Mass Effect: Revelation
- Original cover of Mass Effect: Revelation
- Author: Drew Karpyshyn
- Language: English
- Series: Mass Effect
- Genre: Science fiction
- Publisher: Del Rey Books
- Publication date: May 1, 2007
- Publication place: Canada
- Media type: Print (Paperback)
- Pages: 323
- ISBN: 978-0-345-49816-8
- OCLC: 150381260
- Followed by: Mass Effect: Ascension

= Mass Effect: Revelation =

2007 science fiction novel

Mass Effect: Revelation is a science fiction novel by Drew Karpyshyn, who was the lead writer of the Mass Effect series. Published in 2007 by Del Rey Books, it is the first novel set in the Mass Effect universe, and the prequel to the Mass Effect video game by BioWare.

==Plot==
The book serves to fill in much of the background details of the game, such as locations and the internal politics of the Council's races, as well as characters. A considerable amount of the plot revolves around the galaxy's views on artificial intelligence, as this appears to be a major plot point in the game.

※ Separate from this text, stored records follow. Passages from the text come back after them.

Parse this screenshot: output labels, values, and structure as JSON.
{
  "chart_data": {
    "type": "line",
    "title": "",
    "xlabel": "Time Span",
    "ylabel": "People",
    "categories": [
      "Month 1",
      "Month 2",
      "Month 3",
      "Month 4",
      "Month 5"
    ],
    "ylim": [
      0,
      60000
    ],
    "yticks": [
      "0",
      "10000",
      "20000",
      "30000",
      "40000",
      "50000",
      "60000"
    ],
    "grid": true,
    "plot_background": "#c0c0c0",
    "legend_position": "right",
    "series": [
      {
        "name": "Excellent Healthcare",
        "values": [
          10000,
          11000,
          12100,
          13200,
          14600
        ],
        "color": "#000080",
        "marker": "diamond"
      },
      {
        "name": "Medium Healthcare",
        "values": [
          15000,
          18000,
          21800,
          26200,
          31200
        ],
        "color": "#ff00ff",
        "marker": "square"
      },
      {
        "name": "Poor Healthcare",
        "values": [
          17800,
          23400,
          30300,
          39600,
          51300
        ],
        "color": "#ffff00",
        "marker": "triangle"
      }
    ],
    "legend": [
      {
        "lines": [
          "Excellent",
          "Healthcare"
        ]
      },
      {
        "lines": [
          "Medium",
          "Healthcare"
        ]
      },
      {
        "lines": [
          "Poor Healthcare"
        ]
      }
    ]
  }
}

The book tells of a young Alliance lieutenant, David Anderson, and his efforts to find a survivor of an attack on a top-secret Alliance base, lieutenant Kahlee Sanders. As the book progresses it is revealed the base was attacked purposely by the Blue Suns mercenary group, who were hired by the leading scientist on the base. A turian Spectre, Saren Arterius, is assigned to help Anderson and find clues as to where the missing scientist is located. Eventually they find the scientist, but Saren escapes with the information the scientist was researching to an ancient alien ship which he plans to use for his own evil deeds as portrayed as the main plot in the game Mass Effect.

==Reception==
In the novel's coverage by the video game press, it was described as appealing primarily to fans of the game series. Ars Technicas reviewer wrote that it did an admirable job of laying out the fictional universe, and recommended it to those with an interest in the game. Thunderbolt Games characterized it as "formulaic in just the right ways, as it seamlessly transitions the best aspects of Mass Effect’s interactive fiction into an easily digested, compulsive read for fans of the universe." The reviewer noted that the novel's clean and efficient prose suited the directness of the story and avoided needless infodumps, but did "also restrain the book from truly elevating itself to great science-fiction." SF Signals review of the "decent, if not spectacular, novel" characterized the writing as "workmanlike" and the characters as undeveloped, and criticized the novel's infodumps as well as the omniscient narrator's use of exclamation marks. Brendan Lowry from Windows Central praised the characterizations of Anderson and Saren in Revelation, commenting that the novel is well-written and "gives a large amount of information about the history of the universe, including how humanity became part of the galactic community."